The study had its origins in a working group organized by the National Center for Ecological Analysis and Synthesis (NCEAS) at UC Santa Barbara through its State of Alaska’s Salmon and People project. With funding from the Gordon & Betty Moore Foundation, the researchers were able to work with the Alaska Department of Fish and Game to compile data the agency had been collecting for decades, but which was dispersed among different field offices in various smaller databases.
“At NCEAS, we had two data scientists who compiled all the data into one massive database on Alaskan salmon that is now publicly available,” Palkovacs said. “It took a lot of time and energy, but that’s what enabled us to do this comprehensive analysis.”
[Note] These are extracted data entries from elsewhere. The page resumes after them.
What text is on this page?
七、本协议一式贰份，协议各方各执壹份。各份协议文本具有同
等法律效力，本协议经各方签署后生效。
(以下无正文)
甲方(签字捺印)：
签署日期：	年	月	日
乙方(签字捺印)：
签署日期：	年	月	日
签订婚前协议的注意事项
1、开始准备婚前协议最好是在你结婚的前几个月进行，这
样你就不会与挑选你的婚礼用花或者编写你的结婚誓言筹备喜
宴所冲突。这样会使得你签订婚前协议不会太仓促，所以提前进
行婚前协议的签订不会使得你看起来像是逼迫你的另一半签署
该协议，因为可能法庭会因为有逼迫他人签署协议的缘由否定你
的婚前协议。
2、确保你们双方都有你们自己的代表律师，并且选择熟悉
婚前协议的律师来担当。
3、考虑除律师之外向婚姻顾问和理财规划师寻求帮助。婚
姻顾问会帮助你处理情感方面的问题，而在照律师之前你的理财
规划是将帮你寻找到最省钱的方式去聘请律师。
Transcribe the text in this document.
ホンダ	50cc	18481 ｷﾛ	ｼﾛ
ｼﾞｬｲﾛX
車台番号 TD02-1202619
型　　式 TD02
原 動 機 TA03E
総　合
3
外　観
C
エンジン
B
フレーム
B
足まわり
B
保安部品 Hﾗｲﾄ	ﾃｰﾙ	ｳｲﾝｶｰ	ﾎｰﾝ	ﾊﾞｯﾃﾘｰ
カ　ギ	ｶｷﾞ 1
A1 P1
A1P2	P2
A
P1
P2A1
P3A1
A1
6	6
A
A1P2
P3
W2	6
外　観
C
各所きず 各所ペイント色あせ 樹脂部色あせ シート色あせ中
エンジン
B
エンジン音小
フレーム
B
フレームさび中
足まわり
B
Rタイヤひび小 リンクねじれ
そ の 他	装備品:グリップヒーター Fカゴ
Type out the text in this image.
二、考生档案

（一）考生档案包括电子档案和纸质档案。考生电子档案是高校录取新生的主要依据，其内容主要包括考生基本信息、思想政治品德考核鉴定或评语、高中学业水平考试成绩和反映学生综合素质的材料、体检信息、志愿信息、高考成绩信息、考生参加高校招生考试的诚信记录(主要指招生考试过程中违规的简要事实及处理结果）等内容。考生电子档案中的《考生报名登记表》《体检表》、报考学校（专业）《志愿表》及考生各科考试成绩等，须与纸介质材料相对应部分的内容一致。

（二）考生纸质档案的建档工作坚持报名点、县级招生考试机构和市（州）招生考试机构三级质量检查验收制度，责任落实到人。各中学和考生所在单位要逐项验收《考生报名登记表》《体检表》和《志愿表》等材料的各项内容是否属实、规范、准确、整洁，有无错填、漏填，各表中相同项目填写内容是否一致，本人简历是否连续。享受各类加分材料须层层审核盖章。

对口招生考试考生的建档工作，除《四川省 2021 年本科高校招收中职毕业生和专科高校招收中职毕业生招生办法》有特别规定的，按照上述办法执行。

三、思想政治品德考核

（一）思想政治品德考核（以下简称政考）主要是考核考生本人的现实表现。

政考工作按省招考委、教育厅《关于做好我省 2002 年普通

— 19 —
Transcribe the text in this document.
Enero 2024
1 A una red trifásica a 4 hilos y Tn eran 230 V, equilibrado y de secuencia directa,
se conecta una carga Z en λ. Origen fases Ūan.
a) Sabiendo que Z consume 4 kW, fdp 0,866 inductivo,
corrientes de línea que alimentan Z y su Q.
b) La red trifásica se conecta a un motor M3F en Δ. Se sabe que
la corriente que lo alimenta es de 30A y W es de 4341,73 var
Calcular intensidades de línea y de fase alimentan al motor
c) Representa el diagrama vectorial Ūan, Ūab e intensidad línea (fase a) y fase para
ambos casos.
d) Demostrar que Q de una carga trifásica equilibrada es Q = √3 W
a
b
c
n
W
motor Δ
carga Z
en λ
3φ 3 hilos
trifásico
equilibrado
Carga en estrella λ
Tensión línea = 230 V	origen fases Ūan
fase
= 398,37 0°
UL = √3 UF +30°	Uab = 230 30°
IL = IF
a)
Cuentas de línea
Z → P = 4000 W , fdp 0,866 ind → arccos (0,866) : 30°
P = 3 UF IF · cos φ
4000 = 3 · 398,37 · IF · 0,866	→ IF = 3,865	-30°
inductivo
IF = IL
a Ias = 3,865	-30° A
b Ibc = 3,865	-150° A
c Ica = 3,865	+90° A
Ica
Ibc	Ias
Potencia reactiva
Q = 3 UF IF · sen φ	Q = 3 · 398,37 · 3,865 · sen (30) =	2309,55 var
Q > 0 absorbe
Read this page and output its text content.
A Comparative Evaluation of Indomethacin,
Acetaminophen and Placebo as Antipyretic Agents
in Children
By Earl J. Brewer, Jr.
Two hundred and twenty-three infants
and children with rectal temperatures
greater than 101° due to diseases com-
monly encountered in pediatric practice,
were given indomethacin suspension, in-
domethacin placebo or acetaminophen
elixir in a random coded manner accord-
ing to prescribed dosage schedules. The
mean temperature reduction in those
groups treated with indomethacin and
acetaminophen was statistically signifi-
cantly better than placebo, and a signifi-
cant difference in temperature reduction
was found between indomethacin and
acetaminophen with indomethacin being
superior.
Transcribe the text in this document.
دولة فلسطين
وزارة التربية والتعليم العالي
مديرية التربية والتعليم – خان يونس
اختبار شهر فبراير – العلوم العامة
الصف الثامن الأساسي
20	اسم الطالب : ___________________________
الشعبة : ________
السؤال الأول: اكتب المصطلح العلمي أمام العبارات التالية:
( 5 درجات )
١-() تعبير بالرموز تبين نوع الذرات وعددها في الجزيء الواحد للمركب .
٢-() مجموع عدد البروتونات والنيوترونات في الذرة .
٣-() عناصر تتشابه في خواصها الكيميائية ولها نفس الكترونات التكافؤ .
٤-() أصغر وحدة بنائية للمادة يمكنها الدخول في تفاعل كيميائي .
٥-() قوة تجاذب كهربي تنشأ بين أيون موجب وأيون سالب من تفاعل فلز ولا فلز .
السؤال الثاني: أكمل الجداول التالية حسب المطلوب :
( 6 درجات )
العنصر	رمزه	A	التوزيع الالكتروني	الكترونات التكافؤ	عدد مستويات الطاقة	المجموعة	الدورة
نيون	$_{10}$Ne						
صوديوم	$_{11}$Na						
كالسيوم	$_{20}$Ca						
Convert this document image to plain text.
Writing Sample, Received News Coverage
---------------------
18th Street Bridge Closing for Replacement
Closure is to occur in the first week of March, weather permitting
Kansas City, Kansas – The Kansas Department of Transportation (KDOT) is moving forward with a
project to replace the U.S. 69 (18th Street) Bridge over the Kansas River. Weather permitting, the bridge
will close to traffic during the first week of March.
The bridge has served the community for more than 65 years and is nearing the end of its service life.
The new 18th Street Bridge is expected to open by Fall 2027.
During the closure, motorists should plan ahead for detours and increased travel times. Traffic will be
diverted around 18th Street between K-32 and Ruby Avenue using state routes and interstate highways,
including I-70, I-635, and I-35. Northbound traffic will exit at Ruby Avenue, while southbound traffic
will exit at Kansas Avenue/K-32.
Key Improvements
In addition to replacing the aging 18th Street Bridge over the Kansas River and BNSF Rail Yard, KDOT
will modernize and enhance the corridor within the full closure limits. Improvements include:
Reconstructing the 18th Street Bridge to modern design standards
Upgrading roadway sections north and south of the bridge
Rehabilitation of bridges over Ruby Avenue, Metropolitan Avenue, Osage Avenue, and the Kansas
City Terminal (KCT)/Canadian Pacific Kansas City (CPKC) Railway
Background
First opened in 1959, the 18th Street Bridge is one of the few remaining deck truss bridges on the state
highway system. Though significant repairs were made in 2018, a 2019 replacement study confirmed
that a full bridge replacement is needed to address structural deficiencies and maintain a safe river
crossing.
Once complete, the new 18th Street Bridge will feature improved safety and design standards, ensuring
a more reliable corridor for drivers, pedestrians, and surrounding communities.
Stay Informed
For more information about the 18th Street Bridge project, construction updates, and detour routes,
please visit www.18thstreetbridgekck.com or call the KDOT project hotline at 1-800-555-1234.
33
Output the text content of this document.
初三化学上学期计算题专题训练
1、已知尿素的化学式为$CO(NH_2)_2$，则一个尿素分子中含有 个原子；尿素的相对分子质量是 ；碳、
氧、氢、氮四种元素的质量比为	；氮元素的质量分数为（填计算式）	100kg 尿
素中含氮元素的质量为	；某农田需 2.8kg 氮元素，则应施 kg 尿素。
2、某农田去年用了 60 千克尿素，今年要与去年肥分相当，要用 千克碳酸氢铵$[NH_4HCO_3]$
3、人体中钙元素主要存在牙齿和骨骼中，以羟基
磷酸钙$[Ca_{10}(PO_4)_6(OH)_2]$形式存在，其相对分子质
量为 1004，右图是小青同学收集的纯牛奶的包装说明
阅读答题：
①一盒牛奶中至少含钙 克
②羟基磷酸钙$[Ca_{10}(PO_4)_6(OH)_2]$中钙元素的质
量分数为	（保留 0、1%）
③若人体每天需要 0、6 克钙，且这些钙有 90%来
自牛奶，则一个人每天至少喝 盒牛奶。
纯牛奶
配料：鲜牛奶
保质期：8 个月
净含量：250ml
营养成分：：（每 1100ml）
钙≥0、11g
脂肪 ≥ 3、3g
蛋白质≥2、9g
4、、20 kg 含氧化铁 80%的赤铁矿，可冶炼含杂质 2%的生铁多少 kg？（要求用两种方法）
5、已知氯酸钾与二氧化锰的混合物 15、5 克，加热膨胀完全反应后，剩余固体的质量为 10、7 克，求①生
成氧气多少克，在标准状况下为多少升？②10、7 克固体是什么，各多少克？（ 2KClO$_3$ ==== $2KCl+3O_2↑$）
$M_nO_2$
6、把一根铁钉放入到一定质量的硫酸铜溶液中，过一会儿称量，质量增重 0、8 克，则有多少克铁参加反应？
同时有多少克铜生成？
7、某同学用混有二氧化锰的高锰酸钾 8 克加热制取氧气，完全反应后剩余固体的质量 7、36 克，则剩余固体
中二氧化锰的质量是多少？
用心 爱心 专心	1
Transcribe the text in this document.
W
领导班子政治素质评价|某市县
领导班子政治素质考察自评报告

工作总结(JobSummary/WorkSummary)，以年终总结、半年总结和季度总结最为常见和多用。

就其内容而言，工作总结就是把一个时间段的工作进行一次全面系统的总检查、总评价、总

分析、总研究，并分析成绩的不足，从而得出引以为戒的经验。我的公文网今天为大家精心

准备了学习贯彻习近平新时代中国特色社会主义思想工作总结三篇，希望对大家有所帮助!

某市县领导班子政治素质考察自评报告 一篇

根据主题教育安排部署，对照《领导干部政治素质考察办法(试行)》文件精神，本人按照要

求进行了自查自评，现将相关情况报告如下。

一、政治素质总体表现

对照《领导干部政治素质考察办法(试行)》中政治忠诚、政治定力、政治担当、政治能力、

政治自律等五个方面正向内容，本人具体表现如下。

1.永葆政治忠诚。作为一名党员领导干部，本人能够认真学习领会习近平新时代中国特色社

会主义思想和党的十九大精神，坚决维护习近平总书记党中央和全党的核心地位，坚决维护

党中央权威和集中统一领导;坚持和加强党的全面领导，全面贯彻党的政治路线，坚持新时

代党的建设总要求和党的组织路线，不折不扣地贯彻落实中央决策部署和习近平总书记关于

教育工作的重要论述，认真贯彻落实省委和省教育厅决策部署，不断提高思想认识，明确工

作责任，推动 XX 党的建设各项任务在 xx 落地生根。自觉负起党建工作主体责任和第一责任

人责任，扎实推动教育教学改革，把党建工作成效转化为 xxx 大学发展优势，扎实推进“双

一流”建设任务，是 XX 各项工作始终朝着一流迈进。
Oke added that getting the data in the first place was no small task either. “When you think about the fact that we used data from 12.5 million salmon, that’s how many times someone from ADF&G measured a salmon. It’s an exceptional amount of work to make a dataset like this possible,” she said.
In addition to Oke and Palkovacs, the coauthors of the paper include corresponding author Peter Westley at University of Alaska Fairbanks, as well as researchers at Alaska Pacific University in Anchorage, UC Davis, UC Berkeley, NCEAS, McGill University in Montreal, Washington Department of Fish and Wildlife, Virginia Polytechnic Institute, Alaska Department of Fish and Game, Simon Fraser University, and Tanana Chiefs Conference, Fairbanks.